Shock absorbers and nitriding
Another old myth is maintenance-free shock absorbers. There are no such things, the only question is the price of service. There are different suspensions, modern models of shock absorbers for them most often require modification, but they require maintenance to one degree or another. As practice shows, the most expensive repairs of shock absorbers include restoration of their appearance.
You need to understand that driving in the city and on the track require different suspension settings. You are not satisfied with the basic shock absorbers - you can tune them, but often it is enough to replace the spring and the effect is immediately felt. An important point: if the suspension works clearly better when there is also a passenger on the motorcycle in addition to the driver, then the spring is too stiff.
T.N. Nitriding, contrary to popular belief, will not help at all on slippery surfaces. Even worse, it is not polished perfectly: it will not be possible to remove chips from stones.
How a Motorcycle Works: Front Wheel Suspension
The telescopic fork rules! No other solution compares to it.
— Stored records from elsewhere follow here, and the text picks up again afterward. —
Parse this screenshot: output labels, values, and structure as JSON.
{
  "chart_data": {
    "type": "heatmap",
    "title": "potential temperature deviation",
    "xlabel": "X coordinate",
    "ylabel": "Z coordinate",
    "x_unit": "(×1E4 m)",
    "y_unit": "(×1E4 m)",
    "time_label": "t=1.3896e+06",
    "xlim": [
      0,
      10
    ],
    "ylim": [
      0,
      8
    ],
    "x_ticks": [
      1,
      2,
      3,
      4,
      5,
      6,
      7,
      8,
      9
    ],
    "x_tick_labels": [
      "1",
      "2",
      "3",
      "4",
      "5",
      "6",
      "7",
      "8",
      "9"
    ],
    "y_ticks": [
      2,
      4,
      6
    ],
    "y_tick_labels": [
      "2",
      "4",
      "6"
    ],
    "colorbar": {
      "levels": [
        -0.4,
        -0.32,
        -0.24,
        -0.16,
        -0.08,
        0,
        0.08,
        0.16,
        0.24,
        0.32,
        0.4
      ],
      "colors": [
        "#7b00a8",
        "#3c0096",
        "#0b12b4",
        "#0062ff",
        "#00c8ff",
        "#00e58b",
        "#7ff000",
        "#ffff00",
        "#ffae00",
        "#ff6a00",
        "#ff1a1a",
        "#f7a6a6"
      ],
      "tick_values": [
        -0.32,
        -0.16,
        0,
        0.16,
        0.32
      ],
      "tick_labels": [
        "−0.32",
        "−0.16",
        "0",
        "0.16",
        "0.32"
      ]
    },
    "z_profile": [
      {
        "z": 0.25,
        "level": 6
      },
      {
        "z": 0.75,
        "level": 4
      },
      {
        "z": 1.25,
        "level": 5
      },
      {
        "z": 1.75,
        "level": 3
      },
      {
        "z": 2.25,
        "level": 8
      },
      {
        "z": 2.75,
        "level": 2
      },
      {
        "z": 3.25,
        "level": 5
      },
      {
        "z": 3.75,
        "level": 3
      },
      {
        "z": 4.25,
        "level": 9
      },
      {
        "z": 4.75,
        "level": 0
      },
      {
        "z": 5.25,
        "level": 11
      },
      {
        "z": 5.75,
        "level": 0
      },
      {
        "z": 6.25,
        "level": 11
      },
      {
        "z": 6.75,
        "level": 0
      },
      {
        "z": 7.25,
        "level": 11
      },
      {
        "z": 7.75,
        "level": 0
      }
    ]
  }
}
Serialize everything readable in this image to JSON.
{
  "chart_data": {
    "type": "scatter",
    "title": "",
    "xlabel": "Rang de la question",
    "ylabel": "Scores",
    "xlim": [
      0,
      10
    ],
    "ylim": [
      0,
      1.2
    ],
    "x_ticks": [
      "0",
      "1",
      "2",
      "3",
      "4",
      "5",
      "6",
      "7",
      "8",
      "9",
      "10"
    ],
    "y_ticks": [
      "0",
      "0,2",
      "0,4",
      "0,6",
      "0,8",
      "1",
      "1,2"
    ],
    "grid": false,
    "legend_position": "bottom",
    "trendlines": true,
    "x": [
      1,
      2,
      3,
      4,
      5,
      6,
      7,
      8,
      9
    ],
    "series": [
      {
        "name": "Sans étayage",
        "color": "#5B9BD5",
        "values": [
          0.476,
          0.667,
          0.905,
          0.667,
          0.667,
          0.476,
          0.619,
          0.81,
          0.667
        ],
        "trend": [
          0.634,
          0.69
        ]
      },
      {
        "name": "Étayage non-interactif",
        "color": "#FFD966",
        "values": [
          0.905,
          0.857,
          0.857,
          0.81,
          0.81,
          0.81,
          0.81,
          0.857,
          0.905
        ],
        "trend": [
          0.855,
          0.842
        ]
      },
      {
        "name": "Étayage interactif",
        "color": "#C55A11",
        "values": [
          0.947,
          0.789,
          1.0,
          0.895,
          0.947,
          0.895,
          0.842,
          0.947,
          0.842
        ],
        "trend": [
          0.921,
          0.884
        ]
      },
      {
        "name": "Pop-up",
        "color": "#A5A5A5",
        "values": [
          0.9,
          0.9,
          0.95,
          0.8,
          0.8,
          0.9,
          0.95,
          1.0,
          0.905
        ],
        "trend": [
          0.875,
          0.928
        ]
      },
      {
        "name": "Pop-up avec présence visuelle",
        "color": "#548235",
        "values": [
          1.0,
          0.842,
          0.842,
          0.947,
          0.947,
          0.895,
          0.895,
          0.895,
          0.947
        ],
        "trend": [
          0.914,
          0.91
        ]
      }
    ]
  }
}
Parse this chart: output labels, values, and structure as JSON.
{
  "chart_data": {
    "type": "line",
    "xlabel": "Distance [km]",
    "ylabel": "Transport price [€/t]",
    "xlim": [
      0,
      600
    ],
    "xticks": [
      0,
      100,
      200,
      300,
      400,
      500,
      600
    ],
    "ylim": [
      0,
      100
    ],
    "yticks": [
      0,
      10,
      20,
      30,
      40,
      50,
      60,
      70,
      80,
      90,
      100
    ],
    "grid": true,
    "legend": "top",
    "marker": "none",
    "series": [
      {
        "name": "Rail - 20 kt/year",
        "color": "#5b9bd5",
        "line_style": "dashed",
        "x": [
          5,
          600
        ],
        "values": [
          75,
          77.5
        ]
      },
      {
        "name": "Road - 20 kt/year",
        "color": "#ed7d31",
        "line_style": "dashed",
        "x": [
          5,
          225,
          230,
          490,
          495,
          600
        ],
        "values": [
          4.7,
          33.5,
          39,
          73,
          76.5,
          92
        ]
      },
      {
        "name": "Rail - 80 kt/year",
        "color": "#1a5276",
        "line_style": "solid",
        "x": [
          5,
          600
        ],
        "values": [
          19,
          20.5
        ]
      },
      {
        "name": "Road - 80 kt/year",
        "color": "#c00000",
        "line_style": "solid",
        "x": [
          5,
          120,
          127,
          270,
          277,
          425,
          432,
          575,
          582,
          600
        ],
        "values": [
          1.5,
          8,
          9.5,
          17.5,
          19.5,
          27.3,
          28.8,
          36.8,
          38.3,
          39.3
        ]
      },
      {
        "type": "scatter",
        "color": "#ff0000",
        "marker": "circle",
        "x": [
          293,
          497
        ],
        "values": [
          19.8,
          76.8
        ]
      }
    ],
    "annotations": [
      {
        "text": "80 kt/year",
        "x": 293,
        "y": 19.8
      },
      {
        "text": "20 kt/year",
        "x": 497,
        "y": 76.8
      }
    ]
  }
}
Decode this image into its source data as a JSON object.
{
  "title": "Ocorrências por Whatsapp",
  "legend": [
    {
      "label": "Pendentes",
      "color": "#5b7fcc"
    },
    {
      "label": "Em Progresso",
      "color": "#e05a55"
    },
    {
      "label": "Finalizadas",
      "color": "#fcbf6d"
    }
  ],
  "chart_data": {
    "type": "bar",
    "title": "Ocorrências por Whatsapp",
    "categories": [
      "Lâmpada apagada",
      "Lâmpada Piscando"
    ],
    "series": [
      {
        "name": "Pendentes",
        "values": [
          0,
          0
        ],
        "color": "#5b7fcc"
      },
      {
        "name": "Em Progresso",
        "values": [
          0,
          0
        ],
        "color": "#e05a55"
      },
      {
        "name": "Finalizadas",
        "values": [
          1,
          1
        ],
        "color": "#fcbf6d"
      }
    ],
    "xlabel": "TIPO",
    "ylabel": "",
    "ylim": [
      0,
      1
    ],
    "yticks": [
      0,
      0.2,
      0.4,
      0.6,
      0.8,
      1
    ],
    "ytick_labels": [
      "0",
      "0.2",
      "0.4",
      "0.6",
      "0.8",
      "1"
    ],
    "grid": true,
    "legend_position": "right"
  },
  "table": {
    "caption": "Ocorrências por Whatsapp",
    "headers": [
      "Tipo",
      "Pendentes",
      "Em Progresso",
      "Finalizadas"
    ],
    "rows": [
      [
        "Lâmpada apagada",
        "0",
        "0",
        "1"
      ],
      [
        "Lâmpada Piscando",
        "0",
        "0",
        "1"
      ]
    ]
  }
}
Countless attempts to replace it with something else have so far ended in fiasco.
The telescopic fork (even in the upside-down version) is not ideal. When braking, the fork dives, which is basically not beneficial (do you remember the anti-dive systems of Suzuki, Kawasaki or Honda?). Well yes, but when the front end is lowered, the rear end is raised, causing forward travel in the sportsbike example to drop from 100mm to about 75mm and the angle between the fork and the ground to decrease from 66 to 70°, i.e. the fork approaches vertical. Because it is installed on the head of the frame, located at an angle, and at the moment of sagging, the wheel moves not only up, but also backward. For this reason, the wheelbase is reduced from 1450 to 1405 mm. Typically, during the braking phase, the geometry of the motorcycle changes to something more favorable for portability.